Code of Personal Status (Tunisia) - Modernist Will or Political Necessity

Modernist Will or Political Necessity

In Tunisia, the pursuit of political feminism is so very necessary as it constitutes a main argument in the country's favourable image in the West. Indeed although economic growth was not negligible, it did not match other North African countries like Morocco. The suppression of free expression and of political opposition tarnishes the country's reputation abroad. The feminine condition is an area in which Tunisia under Bourguiba, as under Ben Ali, can claim its distinctiveness. Collette Juilliard-Beaudan thinks that Tunisian women "cease to choose a democratic form, (they) prefer secularism." And this kind of propaganda succeeds in the West because the country under Bourguiba's administration profited from a solid reputation as a civil and secular republic in a region more often composed of military dictatorships and religiously dependent monarchies, although the Code itself was promulgated in an authoritarian manner, as it wasn't the object of public debate or of consideration in a constituent assembly.

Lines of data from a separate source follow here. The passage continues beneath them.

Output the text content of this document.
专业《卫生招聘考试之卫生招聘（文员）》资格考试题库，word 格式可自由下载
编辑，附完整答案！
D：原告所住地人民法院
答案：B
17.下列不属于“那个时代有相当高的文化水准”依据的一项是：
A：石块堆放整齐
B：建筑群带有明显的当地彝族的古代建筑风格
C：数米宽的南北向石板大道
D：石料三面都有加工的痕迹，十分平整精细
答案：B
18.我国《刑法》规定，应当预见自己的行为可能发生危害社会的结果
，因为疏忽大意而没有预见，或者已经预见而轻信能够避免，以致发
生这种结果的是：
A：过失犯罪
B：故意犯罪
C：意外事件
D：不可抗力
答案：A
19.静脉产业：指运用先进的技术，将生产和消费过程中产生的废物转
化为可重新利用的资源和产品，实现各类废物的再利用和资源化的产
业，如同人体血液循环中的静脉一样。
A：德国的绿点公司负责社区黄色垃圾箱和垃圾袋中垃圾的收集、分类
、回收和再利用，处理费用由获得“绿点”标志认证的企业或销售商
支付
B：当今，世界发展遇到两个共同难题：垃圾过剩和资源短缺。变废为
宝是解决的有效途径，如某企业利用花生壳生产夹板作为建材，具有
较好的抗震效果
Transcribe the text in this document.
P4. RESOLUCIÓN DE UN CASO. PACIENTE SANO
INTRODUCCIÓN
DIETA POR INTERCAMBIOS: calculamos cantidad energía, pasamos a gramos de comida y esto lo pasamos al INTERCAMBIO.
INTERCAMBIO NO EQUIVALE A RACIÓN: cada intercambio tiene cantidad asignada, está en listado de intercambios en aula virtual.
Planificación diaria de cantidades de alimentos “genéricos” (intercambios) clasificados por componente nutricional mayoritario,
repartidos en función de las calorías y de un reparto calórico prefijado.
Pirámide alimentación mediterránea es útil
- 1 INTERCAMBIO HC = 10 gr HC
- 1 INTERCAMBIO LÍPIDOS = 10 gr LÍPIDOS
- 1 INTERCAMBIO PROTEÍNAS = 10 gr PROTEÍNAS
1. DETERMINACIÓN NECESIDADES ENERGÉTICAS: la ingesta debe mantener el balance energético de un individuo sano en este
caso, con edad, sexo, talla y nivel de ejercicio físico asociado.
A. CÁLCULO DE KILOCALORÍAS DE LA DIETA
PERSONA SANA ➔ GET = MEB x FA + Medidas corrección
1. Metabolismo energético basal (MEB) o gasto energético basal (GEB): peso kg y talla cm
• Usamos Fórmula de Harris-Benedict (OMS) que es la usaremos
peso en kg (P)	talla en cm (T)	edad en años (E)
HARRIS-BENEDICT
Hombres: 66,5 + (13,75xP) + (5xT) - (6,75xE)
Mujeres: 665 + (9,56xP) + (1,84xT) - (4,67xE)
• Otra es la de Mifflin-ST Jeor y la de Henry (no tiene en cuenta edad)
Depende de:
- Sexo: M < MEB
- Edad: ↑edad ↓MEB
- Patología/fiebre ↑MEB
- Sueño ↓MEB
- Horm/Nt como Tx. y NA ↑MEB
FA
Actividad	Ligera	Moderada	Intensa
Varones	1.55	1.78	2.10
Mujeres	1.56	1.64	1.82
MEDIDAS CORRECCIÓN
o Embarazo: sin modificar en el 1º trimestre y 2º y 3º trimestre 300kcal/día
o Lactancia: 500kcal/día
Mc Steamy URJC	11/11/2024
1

On February 9, 1994, "Tunisian Women's Day" was organized by the French senate under the title "Tunisia, an Assumed Modernity." Soon after a debate held in June 1997 at the European Parliament on the situation of the rights of Tunisian women, some Tunisian women were sent to Strasbourg to give Europe another view of their country. There followed then a series of favourable articles in the French press on the situation of women in Tunisia. In October, 1997, during Ben Ali's official visit to France, defenders of the Tunisian regime produced the status of women in dismissing criticism from organizations promoting human rights.

"Is the Tunisian regime feminist from political necessity and pleaded seemingly hollowly to mask its democratic deficit, or from modernist conviction?"